Reukverlies is niet zichtbaar, wel ingrijpend
Het besef dat reukverlies diep ingrijpt, groeit. ‘Het is niet levensbedreigend, maar wel levensveranderend. Mensen missen eetplezier, veiligheid, intimiteit,’ vertelt Boek. ‘Je hoort vaak: “Ik wist niet dat geur zó belangrijk is.” ‘
De verhalen van patiënten zijn soms heftig: mensen raken sociaal geïsoleerd of krijgen fantoomgeuren met negatieve associaties. Zelfs suïcidepogingen komen voor. ‘Het mooiste is als iemand die steeds te horen heeft gekregen dat er niks mogelijk is, je die toch nog kunt behandelen,’ zegt Boek. De afgelopen jaren was er voor ongeveer eenderde van de patiënten een behandeling mogelijk, hetzij door medicatie, hetzij door reuktherapie of een combinatie hiervan.’

Trots op resultaten
Boesveldt: ‘Onderzoek is een langzaam proces. Zeker als je echt uitspraken over algemene patiëntenpopulatie wil doen. We begonnen destijds met 100 patiënten per jaar en zitten nu op ongeveer 250 per jaar. Door de unieke combinatie van de MRI scan met de olfactometer hebben we aangetoond dat er bij mensen met reukverlies nog wel hersenactiviteit is als er geur toegediend wordt. Ook al ruiken ze het niet, blijkbaar is niet het hele reuksysteem stuk. Dat biedt aanknopingspunten voor behandeling. Ook interessant is dat we onderzoek hebben gedaan naar voedselvoorkeuren en inname. Daarbij zien we dat bij mensen met later letsel hun eetpatroon weinig verandert. Dat is blijkbaar toch grotendeels gewoonte/geautomatiseerd gedrag. Bij mensen met aangeboren anosmie zien we dat zij meer gericht zijn op mondgevoel en smaak. Ook vet eten heeft de voorkeur, qua smaak en textuur.’
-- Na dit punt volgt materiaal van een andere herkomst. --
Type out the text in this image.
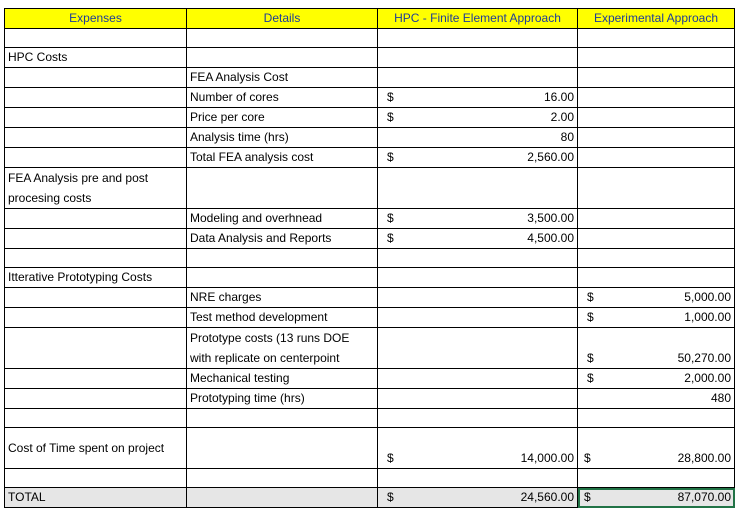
Expenses	Details	HPC - Finite Element Approach	Experimental Approach

HPC Costs			
	FEA Analysis Cost		
	Number of cores	$ 16.00	

	Price per core	$ 2.00	

	Analysis time (hrs)	80	
	Total FEA analysis cost	$ 2,560.00	

FEA Analysis pre and post procesing costs			
	Modeling and overhnead	$ 3,500.00	

	Data Analysis and Reports	$ 4,500.00	

Itterative Prototyping Costs			
	NRE charges		$ 5,000.00

	Test method development		$ 1,000.00

	Prototype costs (13 runs DOE with replicate on centerpoint		$ 50,270.00

	Mechanical testing		$ 2,000.00

	Prototyping time (hrs)		480

Cost of Time spent on project		$ 14,000.00	$ 28,800.00

TOTAL		$ 24,560.00	$ 87,070.00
De resultaten mogen er zijn:
  • Twee promovendi (Elbrich Postma en arts Emma Scheepens) deden onderzoek naar de impact van reukverlies.
  • Een nieuwe behandeling met injecties helpt mensen met chronische ontstekingen of poliepen weer ruiken.
  • Reuktherapie is in opmars, ook bij mensen met long covid of na chemotherapie.

Blik op de toekomst
De komende jaren staan in het teken van verdieping en groei en betere integratie met andere specialismen, zoals oncologie en neurologie.

En Boek droomt van:
  • Onderzoek met een VR-bril om reuktherapie visueel te ondersteunen.
  • Mogelijkheden met stamcellen om nieuwe zenuwen te laten groeien.
  • Een ‘reukimplantaat’ als toekomstig hulpmiddel.

‘We zijn geen academisch ziekenhuis, maar we hebben wel de drive om grenzen te verleggen,’ zegt Boek. ‘Als we leidend willen blijven, moeten we durven groeien. En samenwerken. Dat is de kracht van wat we nu al jaren doen.’